Juca: Temos a vida inteira para aperfeiçoar o Acordo Ortográfico

"Temos a vida inteira para aperfeiçoar o Acordo Ortográfico. O Acordo veio tarde. É preciso ter uma estratégia de afirmação da nossa língua, de apropriação de toda a nossa dimensão cultural", afirmou o ministro da Cultura, Juca Ferreira, em entrevista ao O Globo.

Juca Ferreira - MinC

Ao O Globo, Juca esclarece que é favorável ao Acordo, sim, e antecipa a intenção de criar o Instituto Machado de Assis, entidade que ficaria responsável por fomentar a língua portuguesa no Brasil e também por estimular debates para aperfeiçoar os termos do Acordo.

O Globo: Onde houve o erro, então?
Juca Fereira: Talvez tenhamos errado no processo de normatização, que teve um caráter tecnicista e não envolveu criadores de todos os países. Nos países africanos, pro exemplo, o português interage com pelo menos outros 50 idiomas, e isso não pode ser ignorado. É preciso considerar que essa complexidade do idioma pode nos afastar uns dos outros. Reconheci que houve condução tecnicista, foi o que eu disse.

Como o erro pode ser corrigido?
Temos que criar uma estratégia de afirmação da língua portuguesa, e por isso sou favorável ao Brasil criar o Instituto Machado de Assis, assim como há o Instituto Goethe, o Instituto Camões, o Instituto Cervantes. Uma entidade que tenha como uma de suas missões fomentar esse debate sobre a língua.

Dá tempo de criá-lo no seu mandato?
Um instituto desse porte não seria de responsabilidade exclusiva doMinistério da Cultura (MinC), mas do Ministério das Relações Exteriores, com a participação do Mnistério da Educação e do MinC.

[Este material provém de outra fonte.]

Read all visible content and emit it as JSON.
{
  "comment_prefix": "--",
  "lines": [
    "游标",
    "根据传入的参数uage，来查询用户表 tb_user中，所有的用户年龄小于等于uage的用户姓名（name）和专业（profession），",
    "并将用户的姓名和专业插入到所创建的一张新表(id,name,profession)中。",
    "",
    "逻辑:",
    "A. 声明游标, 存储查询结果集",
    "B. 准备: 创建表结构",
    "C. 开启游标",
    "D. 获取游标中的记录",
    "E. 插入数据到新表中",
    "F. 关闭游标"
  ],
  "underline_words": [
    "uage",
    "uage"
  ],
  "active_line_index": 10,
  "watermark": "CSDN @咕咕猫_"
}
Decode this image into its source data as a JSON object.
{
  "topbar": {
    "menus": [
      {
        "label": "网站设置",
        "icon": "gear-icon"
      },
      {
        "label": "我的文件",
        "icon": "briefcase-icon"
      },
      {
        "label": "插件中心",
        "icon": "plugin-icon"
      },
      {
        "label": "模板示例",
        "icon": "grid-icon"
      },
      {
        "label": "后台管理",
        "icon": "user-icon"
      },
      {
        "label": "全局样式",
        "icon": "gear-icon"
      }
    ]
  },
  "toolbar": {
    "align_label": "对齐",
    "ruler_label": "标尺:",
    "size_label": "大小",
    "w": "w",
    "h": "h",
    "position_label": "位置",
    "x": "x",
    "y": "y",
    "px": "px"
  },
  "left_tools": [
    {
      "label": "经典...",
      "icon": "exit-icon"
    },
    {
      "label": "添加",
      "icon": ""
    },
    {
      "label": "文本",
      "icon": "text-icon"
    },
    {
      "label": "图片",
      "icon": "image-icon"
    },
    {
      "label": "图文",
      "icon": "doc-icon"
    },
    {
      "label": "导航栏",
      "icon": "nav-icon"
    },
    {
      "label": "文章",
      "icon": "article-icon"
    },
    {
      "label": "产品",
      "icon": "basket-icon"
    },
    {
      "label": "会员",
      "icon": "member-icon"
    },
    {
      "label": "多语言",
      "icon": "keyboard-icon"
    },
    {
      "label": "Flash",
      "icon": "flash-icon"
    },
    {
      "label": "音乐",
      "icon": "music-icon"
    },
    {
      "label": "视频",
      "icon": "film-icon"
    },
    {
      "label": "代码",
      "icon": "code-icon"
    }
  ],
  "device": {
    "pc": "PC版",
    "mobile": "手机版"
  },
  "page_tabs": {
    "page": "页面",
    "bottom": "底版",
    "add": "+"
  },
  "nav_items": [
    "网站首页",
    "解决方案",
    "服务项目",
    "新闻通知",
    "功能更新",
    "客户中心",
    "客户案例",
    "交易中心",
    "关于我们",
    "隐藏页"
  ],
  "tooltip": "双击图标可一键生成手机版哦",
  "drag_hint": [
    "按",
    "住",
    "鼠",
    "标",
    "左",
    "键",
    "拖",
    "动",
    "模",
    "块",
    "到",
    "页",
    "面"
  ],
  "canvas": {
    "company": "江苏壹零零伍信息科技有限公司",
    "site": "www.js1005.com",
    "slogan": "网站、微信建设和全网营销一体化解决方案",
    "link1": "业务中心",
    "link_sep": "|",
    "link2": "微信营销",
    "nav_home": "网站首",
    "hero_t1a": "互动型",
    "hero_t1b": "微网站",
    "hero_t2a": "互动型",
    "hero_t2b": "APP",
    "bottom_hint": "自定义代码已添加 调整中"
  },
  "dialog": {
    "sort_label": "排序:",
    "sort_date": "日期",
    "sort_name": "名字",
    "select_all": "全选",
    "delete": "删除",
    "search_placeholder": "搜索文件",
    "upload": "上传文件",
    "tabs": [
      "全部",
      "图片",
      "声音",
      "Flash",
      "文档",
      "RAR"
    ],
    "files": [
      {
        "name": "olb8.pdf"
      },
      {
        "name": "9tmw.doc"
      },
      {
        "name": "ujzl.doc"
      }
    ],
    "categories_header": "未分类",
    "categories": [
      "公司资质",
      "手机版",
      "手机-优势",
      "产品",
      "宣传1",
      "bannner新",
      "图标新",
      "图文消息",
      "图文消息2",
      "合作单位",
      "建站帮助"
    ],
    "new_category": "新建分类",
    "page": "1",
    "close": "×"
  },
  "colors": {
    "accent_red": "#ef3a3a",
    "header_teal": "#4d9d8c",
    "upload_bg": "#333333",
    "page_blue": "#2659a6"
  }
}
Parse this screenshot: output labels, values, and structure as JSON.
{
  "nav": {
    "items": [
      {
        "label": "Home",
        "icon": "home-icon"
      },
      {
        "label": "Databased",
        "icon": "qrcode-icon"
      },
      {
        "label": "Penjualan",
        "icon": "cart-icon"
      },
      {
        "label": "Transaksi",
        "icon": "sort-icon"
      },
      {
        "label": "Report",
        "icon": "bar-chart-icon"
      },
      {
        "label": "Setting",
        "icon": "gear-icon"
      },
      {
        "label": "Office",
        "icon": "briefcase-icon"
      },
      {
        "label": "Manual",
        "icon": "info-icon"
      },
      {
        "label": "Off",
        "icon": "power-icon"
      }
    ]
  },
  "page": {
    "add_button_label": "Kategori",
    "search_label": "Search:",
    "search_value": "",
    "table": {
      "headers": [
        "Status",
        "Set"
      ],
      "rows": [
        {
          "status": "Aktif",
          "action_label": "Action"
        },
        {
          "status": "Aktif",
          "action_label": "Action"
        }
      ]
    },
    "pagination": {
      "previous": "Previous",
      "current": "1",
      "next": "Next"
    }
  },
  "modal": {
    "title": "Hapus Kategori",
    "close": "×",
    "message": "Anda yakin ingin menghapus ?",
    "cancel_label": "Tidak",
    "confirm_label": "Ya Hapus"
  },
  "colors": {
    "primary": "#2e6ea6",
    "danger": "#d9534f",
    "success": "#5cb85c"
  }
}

Mas, se houve erro na condução, e se o senhor admite que é preciso debater ainda mais as mudanças, considera a possibilidade de adiar a obrigatoriedade do Acordo?
De jeito nenhum, pelo contrário. O Acordo veio tarde. É preciso ter uma estratégia de afirmação da nossa língua, de apropriação de toda a nossa dimensão cultural. Fazer com que os bens culturais circulem entre esses países, e isso não funciona por uma normatização de caráter tecnicista. Angola produz uma literatura de altíssimo nível, esse produto tem que circular mais. A língua é viva, e temos a vida inteira para aperfeiçoar o Acordo Ortográfico.

De que forma?
É fundamental convocar os criadores para debater a língua. Não estou propondo um encontro apenas, mas 200, 300. Assim como fazem os que falam inglês, os que falam francês, os que falam espanhol. Precisamos criar um sentimento de pertencimento a um mesmo território linguístico. A normatização da língua tem que estar inserida nessa estratégia. E não partir para essa bobagem que é a discussão "o português é nosso". Estamos numa nova era de cooperação entre países. Um exemplo: por que o português não é uma língua de trabalho na ONU? Porque não tem uma escrita comum. O Acordo é fundamental, nos encaminha para o futuro. Mas, por erros de condução, ele foi demonizado. Teria de ter sido feito a partir de debates com representantes de todas as pessoas que manejam a língua no seu dia a dia, que chamo de criadores: os poetas, dramaturgos, tradutores, cronistas, filólogos, críticos literários, compositores, a mídia-livrista. Também precisamos pensar no uso que a língua tem na internet. Assim, teríamos feito um processo sólido de normatização, mais enriquecido, sem perder essa complexidade de que falei antes.